合成肉の味、ビニールの手触り
──平成0x29A年07月03日 08:20
平成0x29A年07月03日、午前8時20分。
「おはようございます。拓人さん、本日のシフト、8時からです」
AI秘書の澄んだ声が、まだ人の少ないライフストアのバックヤードに響く。
「分かってるよ、ミミ。いつもありがとう」
俺はロッカールームでエプロンの紐を結びながら答える。ミミは、シフト管理から発注まで何でもこなす賢いAI秘書だ。
レジに着くと、照明がまぶしい。早番は気が滅入るが、今日のセール品は合成食品プリントの「プレミアム霜降り肉」だ。きっと賑わうだろう。
「山下、おはよう」
代理エージェントの「β-3」が、俺の網膜に直接メッセージを送ってきた。β-3は、祖父が倫理検査でドック入りしている間だけ俺に付いている。祖父、吾郎は享年70、脳梗塞で亡くなった。生前は町の電気屋で、古くて頑固な職人だったが、機械の知識は豊富だった。
β-3は祖父の学習データを基にしているはずだが、どうにも会話が噛み合わないことが多い。
「おはよう、β-3。何か変更は?」
「特にありません。ただし、0x29A-P-402ユニットによる『食料自給率向上に関するドクトリン改訂』により、合成食品プリントの割引コードが一部変更されています。お客様がQRコード決済を利用する場合、誤認識にご注意を」
頭の中でグラフが展開される。また党ドクトリンか。複雑な割り引き条件に、毎度客が首を傾げるんだ。
最初の客が来た。まだ若い男性客で、棚から取ってきた惣菜のパックと、レジ脇の端末を指差した。
「これ、合成食品プリントで、霜降り肉、200グラムでお願いします」
「はい、承知いたしました」
俺が端末を操作しようとすると、β-3が割り込んできた。
「お客様、合成食品プリントの肉は、そのままでは味気ないですよ。我が祖父の店では、昔のゲーム機で遊べる『スーファミ』というデバイスを使って、肉に豊かな風味を付与していました」
俺は思わず客と顔を見合わせた。客は苦笑している。「スーファミって、任天堂のですか? 流石にそれは…」
「β-3、余計なことは言わないでくれ。それは昔のゲーム機だ」
心の中でβ-3を黙らせる。
「失礼しました。200グラムですね。今日のプレミアム霜降り肉は特別価格です」
合成食品プリント機がウィーンと音を立て、霜降り模様の肉を瞬時に生成していく。まだ温かい。
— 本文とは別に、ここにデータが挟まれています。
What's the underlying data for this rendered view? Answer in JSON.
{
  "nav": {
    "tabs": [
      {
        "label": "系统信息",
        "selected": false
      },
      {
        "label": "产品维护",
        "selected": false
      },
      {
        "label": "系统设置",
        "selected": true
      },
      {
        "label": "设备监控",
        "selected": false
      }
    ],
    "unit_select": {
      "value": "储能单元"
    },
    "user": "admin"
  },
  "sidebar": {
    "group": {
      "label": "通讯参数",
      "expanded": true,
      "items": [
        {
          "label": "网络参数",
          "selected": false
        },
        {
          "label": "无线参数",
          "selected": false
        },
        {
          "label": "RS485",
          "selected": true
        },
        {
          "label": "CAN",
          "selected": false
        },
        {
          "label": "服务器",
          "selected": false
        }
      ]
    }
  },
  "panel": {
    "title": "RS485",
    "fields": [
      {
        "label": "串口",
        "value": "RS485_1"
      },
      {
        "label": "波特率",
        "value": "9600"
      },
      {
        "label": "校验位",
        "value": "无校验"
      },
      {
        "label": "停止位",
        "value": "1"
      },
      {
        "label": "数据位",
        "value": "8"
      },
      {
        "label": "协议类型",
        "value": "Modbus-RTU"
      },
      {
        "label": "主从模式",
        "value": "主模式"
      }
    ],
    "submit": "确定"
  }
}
二組目の客は年配の女性だった。カゴいっぱいに日用品を詰め込んでいる。
「あのね、ビニール傘、一本欲しいんだけど、どこにあるかしら?」
俺が棚の場所を伝えようとすると、またβ-3が口を挟んだ。
「おばあちゃん、ビニール傘なんて脆くてすぐに壊れますよ。祖父の店では、頑丈な骨組みの傘を修理して、一生モノにしていたんです。ビニールを張り替えるだけで新品同様に!」
女性客は目を丸くして、ビニール傘を手に取ったまま固まっている。
「β-3! そういうサービスは今はやってないんだよ! お客さん、こちらでよろしいですか?」
俺はβ-3の言葉を無視し、会計を進める。女性客は「ええ、これでいいわ」と戸惑いながらもビニール傘を差し出した。
会計を終え、ビニール傘のバーコードを読み取る。
「合計で1,280円です」
「あら、安くなったのね。助かるわ」
女性客はそう言って、慣れた手つきでガラケーを取り出し、決済アプリを起動した。
その日一日、β-3の的外れなアドバイスは続いた。割引制度の複雑さを「昔のポイントカードの方が分かりやすかった」と評したり、商品の陳列方法を「家電製品はもっと機能ごとに並べるべきだ」と主張したり。
夕方、シフトを終え、更衣室でエプロンを外す。雨が降っていた。俺は帰り際に一本のビニール傘を買った。透明なビニールの向こうに、ネオンサインが滲んで見える。
「この傘、手触りがいいですね。祖父の店で修理していた傘も、こんな感触だったような気がします」
β-3が、今日初めてまともなことを言った気がした。祖父はよく、修理した家電や傘の「手触り」を大切にしていたのを思い出す。雨粒がビニール傘を叩く音が、どこか遠い平成の記憶を運んでくるようだった。
俺は、濡れたビニール傘を握りしめ、冷たい雨の中を歩き出した。β-3の言葉は、まるで亡くなった祖父が隣にいるかのような、奇妙な手触りを残していった。